Does a trial expire automatically?
Yes! PingPing's free trial expires automatically after 14 days. You do not need to cancel anything, and we never ask for a credit card to start.
What's Included in the 14-Day Trial?
During your trial you get full access to every PingPing feature, including uptime checks as fast as every 30 seconds, SSL certificate monitoring, notification channels (email, Slack, Discord, Telegram, webhooks), public or private status pages with custom domain support, team member access, and the developer API. You can add up to 5 websites and test everything exactly as it works on a paid plan.
The purpose of the trial is to let you experience PingPing's speed advantage first-hand. Most competing tools check every 3–5 minutes. PingPing can check every 30 seconds, which means you learn about downtime up to 10× faster. That difference is hard to appreciate from a feature list. You need to see it in action when a real incident happens.
What Happens When the Trial Ends?
When your 14 days are up, monitoring simply stops. Your account stays intact, so you keep your dashboard, your configuration, and your history. Nothing is deleted. If you choose to upgrade, monitoring resumes from where it left off.

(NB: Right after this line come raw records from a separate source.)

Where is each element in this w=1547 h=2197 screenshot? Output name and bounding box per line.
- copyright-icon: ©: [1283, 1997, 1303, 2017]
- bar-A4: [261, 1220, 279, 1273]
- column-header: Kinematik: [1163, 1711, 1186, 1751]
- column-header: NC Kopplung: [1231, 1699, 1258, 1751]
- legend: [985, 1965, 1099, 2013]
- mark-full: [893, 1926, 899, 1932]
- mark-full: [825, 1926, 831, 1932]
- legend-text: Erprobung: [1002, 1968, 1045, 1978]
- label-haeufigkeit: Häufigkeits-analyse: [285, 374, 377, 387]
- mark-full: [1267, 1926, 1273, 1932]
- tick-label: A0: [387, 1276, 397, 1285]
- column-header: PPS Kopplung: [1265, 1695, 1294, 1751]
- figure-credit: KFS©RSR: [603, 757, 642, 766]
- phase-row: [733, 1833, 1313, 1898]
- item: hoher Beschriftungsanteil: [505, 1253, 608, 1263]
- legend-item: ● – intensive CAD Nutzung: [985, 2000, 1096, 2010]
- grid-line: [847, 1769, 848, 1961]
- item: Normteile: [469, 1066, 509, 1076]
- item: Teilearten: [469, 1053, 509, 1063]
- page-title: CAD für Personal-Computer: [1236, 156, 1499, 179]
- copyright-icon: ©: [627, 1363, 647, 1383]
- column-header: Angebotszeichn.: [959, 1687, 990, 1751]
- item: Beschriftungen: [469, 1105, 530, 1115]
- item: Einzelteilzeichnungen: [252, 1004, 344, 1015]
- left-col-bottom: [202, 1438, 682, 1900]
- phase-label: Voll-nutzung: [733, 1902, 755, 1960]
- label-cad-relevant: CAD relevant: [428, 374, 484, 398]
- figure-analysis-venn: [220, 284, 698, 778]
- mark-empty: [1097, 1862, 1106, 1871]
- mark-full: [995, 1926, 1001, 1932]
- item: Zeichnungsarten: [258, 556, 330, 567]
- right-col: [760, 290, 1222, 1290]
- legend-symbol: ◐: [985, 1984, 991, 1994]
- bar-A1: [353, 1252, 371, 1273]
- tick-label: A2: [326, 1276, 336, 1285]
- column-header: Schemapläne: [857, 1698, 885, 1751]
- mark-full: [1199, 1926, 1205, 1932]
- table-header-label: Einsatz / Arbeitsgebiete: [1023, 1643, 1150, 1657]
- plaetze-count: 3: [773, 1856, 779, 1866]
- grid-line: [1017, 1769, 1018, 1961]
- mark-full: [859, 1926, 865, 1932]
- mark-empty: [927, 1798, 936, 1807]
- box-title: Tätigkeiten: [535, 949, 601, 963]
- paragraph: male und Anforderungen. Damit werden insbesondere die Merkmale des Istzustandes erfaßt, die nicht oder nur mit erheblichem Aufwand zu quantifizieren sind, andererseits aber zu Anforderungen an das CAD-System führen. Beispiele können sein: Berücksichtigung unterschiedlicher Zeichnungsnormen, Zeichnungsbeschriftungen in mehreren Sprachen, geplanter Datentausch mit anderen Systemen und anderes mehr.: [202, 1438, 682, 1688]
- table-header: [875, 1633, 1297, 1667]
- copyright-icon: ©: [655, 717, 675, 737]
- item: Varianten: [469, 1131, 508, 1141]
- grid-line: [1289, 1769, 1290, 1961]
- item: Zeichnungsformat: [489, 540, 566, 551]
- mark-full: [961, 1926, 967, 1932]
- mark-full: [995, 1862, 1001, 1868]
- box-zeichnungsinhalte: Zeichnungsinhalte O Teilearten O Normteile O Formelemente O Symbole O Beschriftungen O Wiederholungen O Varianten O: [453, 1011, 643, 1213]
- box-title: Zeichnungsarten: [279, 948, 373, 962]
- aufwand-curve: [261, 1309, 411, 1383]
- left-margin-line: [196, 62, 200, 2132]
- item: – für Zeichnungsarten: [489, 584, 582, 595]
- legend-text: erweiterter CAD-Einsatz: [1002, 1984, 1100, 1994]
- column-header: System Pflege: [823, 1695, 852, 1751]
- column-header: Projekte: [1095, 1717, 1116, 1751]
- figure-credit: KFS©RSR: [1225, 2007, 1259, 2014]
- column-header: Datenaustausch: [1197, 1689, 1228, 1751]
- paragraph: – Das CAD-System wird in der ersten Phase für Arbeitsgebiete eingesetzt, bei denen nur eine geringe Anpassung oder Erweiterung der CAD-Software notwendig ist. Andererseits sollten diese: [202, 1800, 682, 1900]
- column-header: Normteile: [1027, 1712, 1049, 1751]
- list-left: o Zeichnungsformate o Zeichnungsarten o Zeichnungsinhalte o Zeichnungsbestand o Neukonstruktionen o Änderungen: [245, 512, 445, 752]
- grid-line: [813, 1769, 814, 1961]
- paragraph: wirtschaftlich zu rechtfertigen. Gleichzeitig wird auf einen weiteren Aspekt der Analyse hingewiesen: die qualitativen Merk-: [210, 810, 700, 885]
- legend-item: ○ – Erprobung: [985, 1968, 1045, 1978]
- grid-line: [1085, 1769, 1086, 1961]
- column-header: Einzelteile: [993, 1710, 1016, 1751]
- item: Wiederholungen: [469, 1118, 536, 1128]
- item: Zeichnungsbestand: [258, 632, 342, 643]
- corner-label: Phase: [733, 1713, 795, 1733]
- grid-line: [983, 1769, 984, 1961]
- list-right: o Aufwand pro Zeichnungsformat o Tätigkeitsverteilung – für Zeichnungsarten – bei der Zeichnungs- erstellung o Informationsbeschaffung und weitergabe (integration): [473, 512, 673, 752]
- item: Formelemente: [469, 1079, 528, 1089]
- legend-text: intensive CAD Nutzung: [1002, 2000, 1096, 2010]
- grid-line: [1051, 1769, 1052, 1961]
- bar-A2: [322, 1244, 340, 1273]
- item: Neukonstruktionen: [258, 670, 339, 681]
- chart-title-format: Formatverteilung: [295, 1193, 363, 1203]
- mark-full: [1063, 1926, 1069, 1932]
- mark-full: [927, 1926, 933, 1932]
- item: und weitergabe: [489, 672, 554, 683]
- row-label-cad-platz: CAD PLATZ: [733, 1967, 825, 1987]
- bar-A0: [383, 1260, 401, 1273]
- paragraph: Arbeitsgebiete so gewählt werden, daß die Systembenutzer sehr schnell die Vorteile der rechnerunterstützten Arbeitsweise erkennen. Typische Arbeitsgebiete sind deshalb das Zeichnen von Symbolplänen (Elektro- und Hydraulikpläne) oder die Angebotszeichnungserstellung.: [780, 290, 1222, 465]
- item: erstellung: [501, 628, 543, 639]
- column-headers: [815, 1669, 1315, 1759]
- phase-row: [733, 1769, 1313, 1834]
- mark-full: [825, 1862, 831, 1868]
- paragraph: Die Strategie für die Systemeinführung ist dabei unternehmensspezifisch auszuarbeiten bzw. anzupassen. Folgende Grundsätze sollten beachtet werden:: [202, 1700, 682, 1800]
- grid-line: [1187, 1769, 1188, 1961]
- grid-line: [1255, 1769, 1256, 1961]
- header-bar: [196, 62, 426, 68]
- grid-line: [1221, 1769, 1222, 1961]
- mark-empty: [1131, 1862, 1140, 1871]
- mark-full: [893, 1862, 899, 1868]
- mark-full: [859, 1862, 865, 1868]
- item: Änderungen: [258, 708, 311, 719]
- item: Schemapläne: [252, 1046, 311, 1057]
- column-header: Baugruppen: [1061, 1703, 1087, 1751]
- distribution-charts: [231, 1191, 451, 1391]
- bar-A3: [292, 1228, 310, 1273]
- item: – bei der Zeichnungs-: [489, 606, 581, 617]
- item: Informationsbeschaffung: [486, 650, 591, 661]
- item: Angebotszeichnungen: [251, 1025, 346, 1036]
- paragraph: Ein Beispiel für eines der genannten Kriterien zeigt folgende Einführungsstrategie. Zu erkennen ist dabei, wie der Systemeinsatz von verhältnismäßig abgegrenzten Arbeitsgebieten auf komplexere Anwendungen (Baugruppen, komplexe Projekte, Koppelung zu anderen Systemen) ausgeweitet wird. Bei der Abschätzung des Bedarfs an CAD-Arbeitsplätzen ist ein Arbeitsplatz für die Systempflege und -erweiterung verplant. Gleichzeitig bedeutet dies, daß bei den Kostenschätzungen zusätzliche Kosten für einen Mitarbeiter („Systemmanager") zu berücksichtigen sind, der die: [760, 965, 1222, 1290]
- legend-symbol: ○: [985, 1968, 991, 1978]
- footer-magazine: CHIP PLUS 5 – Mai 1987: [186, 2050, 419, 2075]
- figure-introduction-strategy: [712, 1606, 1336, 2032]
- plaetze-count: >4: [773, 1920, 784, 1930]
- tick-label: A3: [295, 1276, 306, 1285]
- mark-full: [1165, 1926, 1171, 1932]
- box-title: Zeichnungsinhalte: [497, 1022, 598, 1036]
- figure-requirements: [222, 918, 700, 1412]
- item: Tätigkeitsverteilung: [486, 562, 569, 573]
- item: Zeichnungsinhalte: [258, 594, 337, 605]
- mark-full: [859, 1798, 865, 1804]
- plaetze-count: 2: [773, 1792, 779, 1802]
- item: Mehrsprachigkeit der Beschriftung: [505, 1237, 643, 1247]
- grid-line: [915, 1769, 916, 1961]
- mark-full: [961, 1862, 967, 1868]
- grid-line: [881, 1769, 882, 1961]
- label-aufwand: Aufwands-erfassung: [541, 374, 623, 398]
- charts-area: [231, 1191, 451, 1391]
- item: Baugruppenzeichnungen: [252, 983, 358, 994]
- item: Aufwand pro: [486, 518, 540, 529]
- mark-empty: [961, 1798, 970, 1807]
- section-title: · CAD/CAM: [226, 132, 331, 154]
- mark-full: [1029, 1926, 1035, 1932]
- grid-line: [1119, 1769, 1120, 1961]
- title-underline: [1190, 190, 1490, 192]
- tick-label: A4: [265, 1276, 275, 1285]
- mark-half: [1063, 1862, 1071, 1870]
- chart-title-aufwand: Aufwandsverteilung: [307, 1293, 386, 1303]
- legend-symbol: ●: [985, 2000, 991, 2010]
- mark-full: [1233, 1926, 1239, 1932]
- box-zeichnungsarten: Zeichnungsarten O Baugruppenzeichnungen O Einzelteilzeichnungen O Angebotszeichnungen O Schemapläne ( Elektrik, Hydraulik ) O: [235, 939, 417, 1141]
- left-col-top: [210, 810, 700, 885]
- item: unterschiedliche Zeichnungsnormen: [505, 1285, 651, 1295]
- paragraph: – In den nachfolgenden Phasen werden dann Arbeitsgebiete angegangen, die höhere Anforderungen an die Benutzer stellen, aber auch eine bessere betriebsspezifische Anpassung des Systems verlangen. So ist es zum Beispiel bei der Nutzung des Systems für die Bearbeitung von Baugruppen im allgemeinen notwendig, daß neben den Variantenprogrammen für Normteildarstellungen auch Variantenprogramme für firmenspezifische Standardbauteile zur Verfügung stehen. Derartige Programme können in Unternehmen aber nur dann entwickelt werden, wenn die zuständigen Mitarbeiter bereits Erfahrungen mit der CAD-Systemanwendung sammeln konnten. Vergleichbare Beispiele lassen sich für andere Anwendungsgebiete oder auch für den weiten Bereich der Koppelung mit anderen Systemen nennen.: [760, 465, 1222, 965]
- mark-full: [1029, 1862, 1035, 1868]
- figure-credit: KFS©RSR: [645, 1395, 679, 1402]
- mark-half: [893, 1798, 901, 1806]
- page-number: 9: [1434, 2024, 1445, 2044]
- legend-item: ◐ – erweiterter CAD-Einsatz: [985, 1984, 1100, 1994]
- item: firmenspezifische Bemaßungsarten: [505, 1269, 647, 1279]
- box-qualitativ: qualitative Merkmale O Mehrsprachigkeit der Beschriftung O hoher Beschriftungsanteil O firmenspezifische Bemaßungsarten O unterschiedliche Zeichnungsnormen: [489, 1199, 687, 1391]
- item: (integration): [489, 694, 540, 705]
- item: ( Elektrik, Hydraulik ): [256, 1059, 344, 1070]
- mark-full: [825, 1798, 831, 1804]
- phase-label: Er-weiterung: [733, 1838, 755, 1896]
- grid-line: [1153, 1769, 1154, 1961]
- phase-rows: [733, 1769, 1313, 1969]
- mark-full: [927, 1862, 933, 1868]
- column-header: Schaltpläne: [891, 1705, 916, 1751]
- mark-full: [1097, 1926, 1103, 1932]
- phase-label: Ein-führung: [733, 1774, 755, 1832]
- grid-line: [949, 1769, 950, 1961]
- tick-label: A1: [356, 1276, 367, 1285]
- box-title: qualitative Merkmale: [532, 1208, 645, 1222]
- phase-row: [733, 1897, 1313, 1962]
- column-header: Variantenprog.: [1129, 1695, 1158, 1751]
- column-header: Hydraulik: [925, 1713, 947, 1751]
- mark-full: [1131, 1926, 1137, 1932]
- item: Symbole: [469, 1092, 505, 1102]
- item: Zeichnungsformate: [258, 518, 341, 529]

If you were mid-incident when the trial ended, you will not receive further alerts until you subscribe to a paid plan.
Can I Extend My Trial?
If 14 days was not enough time to experience a real downtime event, reach out to the PingPing team at [email protected]. Trial extensions are possible, though not commonly needed as most users see enough in 14 days to make a decision.
How Does PingPing's Trial Compare?
Many uptime monitoring tools either require a credit card upfront or limit trial features to basic HTTP checks only. PingPing gives you the full product with 30-second check intervals, SSL monitoring, status pages, and all notification integrations, without entering any payment details.